Der Jahresbericht gibt Einsicht in das enorme Engagement des ärztlichen und pflegerischen Personals auf den Intensivstationen und zeigt in beeindruckender Weise, dass die Organspende unter dem Einfluss der COVID-19-Pandemie hierzulande relativ uneingeschränkt fortgeführt werden konnte, teilte die DSO mit. Im Gegensatz zu anderen europäischen Ländern, in denen zum Teil prozentual zweistellige Einbrüche bei der postmortalen Organspende zu beobachten waren, blieb die Zahl der Organspender in Deutschland im Jahr 2020 gegenüber dem Vorjahr nahezu unverändert. Im Jahr 2020 spendeten insgesamt 913 Menschen nach ihrem Tod 2.941 Organe – insgesamt waren es 19 Spender und 54 Organe weniger als im Jahr 2019.(1, 2)
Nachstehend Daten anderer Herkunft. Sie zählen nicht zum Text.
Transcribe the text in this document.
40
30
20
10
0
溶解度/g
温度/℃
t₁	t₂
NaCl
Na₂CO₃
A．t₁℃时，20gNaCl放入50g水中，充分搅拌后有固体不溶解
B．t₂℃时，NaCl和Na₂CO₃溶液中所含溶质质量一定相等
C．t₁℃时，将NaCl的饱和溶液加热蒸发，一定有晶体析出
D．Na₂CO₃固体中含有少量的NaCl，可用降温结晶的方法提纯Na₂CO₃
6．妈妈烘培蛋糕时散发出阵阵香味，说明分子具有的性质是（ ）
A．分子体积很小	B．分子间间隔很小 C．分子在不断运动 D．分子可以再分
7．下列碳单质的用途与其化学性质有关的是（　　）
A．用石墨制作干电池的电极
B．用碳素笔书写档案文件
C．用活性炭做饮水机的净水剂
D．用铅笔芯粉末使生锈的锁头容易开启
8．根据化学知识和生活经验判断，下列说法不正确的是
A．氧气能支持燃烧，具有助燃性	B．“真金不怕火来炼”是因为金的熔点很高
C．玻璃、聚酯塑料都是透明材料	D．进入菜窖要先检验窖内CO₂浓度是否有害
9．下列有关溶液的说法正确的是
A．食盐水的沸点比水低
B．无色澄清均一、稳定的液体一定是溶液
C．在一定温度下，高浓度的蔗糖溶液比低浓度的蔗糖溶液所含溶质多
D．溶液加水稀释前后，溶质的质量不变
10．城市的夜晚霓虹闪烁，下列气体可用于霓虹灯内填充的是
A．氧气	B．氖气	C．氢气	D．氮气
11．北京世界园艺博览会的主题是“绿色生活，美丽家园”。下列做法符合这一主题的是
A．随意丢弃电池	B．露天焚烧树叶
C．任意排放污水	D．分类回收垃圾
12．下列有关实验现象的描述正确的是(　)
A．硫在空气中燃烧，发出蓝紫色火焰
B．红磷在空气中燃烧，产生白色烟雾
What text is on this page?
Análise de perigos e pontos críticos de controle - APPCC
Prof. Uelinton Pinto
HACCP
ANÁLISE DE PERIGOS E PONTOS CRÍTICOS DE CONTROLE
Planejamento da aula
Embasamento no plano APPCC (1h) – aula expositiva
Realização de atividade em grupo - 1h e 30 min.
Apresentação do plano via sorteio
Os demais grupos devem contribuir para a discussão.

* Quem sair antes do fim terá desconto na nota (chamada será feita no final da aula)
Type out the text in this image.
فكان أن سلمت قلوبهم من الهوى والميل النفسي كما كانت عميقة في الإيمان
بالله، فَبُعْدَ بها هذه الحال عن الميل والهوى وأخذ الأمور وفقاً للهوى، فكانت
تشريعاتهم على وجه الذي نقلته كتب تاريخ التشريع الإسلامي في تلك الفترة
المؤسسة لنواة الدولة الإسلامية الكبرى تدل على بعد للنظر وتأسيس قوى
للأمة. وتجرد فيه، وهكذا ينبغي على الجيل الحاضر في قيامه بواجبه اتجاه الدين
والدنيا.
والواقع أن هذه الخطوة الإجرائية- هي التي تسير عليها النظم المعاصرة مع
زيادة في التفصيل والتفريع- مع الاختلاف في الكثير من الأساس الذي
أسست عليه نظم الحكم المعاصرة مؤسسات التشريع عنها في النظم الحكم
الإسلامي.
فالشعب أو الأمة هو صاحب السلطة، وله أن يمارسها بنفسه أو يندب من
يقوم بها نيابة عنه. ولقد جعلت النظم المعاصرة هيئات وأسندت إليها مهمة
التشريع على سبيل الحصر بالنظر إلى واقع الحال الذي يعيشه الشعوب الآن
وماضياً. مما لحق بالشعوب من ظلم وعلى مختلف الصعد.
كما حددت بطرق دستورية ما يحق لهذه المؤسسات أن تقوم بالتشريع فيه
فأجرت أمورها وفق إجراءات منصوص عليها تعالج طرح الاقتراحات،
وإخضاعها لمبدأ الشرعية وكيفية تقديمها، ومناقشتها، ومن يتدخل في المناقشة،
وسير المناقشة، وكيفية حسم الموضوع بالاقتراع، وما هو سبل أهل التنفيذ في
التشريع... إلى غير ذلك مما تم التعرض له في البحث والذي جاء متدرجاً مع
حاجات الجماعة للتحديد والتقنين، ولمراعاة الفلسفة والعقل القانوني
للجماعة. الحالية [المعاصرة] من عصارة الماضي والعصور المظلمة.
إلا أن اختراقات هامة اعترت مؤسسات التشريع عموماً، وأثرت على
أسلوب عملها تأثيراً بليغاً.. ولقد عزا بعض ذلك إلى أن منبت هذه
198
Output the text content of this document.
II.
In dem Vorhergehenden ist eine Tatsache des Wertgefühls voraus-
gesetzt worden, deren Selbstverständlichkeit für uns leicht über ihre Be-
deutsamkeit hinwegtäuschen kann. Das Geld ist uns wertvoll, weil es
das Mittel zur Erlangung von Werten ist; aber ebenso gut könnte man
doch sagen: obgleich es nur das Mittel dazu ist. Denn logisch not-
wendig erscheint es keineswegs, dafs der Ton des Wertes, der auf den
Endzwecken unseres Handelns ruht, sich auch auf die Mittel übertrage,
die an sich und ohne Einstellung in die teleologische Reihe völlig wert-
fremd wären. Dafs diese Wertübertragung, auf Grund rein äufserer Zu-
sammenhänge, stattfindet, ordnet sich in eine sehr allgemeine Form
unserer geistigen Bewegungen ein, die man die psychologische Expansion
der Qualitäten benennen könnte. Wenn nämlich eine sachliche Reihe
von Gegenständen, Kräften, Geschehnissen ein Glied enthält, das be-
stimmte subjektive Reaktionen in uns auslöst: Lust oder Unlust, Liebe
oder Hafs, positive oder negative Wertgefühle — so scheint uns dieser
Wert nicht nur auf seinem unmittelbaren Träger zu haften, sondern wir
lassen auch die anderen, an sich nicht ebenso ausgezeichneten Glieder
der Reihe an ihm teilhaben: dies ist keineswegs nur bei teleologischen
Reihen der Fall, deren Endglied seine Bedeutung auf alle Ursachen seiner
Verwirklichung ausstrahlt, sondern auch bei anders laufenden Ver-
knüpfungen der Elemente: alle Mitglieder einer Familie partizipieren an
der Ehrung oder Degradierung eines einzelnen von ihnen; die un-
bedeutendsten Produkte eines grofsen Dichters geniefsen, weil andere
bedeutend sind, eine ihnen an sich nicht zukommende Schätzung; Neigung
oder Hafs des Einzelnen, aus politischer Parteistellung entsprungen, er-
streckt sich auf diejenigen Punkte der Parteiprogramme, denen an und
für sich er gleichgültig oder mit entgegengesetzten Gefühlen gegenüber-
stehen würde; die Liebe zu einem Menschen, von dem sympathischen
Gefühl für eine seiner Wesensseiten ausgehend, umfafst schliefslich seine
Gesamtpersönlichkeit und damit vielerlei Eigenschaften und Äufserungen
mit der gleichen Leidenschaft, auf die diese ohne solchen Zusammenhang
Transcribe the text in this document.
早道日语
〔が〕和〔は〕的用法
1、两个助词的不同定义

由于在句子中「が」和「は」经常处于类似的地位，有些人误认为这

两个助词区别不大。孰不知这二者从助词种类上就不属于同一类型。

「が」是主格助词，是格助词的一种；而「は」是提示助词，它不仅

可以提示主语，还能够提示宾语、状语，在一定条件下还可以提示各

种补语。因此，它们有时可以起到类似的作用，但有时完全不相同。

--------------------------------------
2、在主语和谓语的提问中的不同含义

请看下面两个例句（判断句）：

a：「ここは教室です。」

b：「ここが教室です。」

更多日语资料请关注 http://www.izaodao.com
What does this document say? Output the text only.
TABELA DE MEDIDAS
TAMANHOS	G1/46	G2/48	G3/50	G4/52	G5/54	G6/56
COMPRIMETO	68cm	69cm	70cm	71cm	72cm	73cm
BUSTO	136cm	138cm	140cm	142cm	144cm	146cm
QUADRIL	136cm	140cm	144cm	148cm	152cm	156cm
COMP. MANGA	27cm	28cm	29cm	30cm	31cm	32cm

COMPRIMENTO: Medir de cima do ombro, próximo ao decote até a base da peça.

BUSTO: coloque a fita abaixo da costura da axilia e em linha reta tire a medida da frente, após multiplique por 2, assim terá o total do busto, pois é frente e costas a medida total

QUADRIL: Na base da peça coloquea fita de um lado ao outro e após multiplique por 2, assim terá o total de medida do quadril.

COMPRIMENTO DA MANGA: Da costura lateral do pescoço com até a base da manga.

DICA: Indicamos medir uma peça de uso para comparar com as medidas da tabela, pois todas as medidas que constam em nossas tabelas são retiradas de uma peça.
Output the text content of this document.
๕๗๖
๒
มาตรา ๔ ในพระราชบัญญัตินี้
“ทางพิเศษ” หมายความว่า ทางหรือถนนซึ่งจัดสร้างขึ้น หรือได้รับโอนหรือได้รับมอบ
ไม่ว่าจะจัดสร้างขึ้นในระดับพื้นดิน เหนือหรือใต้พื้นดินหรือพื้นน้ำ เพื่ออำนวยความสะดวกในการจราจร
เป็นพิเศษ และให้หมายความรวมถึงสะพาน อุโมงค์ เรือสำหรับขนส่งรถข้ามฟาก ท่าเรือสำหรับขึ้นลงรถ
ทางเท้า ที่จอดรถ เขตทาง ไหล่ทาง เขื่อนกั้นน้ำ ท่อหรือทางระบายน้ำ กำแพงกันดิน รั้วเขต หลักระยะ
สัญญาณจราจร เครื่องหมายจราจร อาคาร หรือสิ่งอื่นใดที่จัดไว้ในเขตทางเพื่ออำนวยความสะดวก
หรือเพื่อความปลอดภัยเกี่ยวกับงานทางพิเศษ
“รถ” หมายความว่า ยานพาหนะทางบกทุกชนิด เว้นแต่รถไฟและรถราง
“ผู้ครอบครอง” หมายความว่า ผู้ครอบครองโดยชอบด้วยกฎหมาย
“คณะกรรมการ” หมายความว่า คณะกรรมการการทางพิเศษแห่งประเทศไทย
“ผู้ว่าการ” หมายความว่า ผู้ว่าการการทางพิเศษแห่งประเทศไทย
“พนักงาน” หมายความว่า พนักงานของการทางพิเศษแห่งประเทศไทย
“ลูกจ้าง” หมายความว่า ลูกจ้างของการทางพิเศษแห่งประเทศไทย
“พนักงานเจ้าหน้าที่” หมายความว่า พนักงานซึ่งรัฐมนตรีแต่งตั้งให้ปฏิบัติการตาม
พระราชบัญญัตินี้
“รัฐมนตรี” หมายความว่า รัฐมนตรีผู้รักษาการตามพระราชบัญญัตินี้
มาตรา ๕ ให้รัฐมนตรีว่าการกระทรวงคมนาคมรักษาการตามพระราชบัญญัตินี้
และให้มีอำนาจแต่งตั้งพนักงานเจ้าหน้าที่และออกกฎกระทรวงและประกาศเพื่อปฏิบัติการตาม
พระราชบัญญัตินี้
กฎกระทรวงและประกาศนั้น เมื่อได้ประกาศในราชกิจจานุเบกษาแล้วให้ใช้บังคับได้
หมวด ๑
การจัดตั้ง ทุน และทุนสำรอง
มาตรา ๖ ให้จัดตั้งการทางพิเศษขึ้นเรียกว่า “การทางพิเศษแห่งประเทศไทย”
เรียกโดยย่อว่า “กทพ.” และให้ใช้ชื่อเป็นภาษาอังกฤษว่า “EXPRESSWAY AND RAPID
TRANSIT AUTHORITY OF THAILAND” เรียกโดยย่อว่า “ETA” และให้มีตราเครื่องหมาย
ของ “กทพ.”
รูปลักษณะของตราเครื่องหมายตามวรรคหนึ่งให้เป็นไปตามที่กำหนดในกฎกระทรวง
Dass die Organspende in Deutschland ohne einen starken Einbruch fortgeführt werden konnte, hatte laut DSO vermutlich mehrere Gründe:

  • So war weiterhin ein unverändertes Engagement in den Entnahmekrankenhäusern für die Organspende festzustellen. Die Zahl der Fälle, in denen sich Krankenhäuser an die DSO wendeten, um die Möglichkeit einer Organspende zu besprechen, war im Jahr 2020 sogar gestiegen.
  • Durch politische flexible Reaktion der Krankenhäuser und passende politische Rahmenbedingungen konnte zudem eine breite Überforderung der Intensivstationen vermieden werden.
  • Zudem wurden frühzeitig mit allen beteiligten Institutionen Regelungen getroffen, um auch während der Pandemie die Sicherheit für die Empfänger im Organspendeprozess zu gewährleisten, so dass die Transplantationen nach postmortaler Organspende an allen Transplantationszentren fortgesetzt werden konnte. Im Gegensatz dazu wurde die Organtransplantation nach Lebendspende an einigen Zentren insbesondere zu Beginn der Pandemie zur Sicherheit auch der Lebendspender eingeschränkt.

Bislang konnte keine direkte Korrelation zwischen den Organspendezahlen und der Coronavirus-Pandemie festgestellt werden. In einigen Bundesländern, die besonders hohe Infektionszahlen aufwiesen, kam es dennoch zu einer Steigerung der Organspende. In anderen Bundesländern, die vergleichsweise niedrige Infektionszahlen aufwiesen, ging die Organspende hingegen zurück.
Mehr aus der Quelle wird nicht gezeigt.